I think about it for a minute. “My father's d
eath has unexpectedly fucked me up. It only recently occurred to me that all those years I was hating him for not being there for me, he was grieving for my mother, and really, I should have been there for him. I let him down. I should have been there for Wayne and Sammy too—”
“You were,” Carly interrupts me. “You were the only one who was.”
“Physically, maybe,” I said. “But what good did I do either one of them? I just kept hoping that the whole thing would go away on its own, that Wayne would wake up liking girls again, and most of the time I was too hot for you to care very much one way or the other.”
“So it's my fault?”
“Of course not.” I shake my head. “You were, by far, the greatest thing that ever happened to me, and now, seventeen years later, you still are, and that's either pathetic or wonderful, depending on how you look at it.” I look away and clear my throat. “Um, how do you look at it?”
“As sad,” Carly says neutrally, looking out the window. Not quite the reaction I'd been hoping for.

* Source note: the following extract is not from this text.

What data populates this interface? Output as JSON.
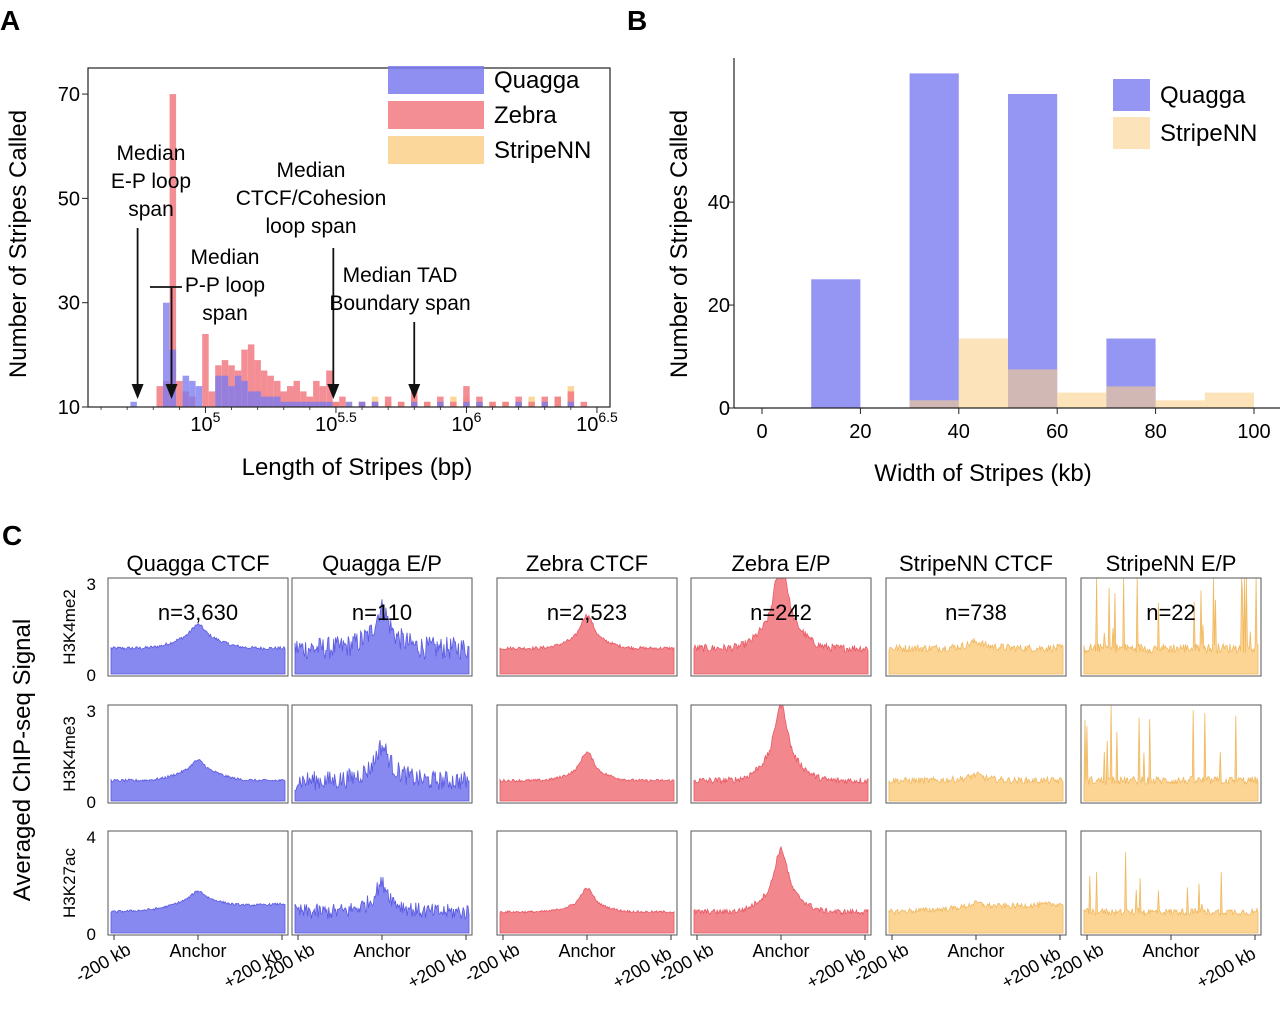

“Whatever,” I say, feeling somewhat deflated. “I guess it's that too. But the point is, I feel like I've been angry for so long, and maybe I was because there was nothing I could do about it. But now it's like I've been given this chance, to be there for Wayne when he needs me, to help him see this through to the end. To become part of my family again, if they'll have me. And then there's you. . . .”
“There's me,” Carly says, nodding her head bitterly. “The cherry on top of your psychotic little sundae.”
“Excuse me?”
“You're unbelievable,” she says, the volume of her voice sliding up a few notches. “Everything back here, me and Wayne and this town, it has nothing to do with you anymore. You went off and hit the big time, and now you want to come back and shower your beneficence on all the little people who fell apart when you left.”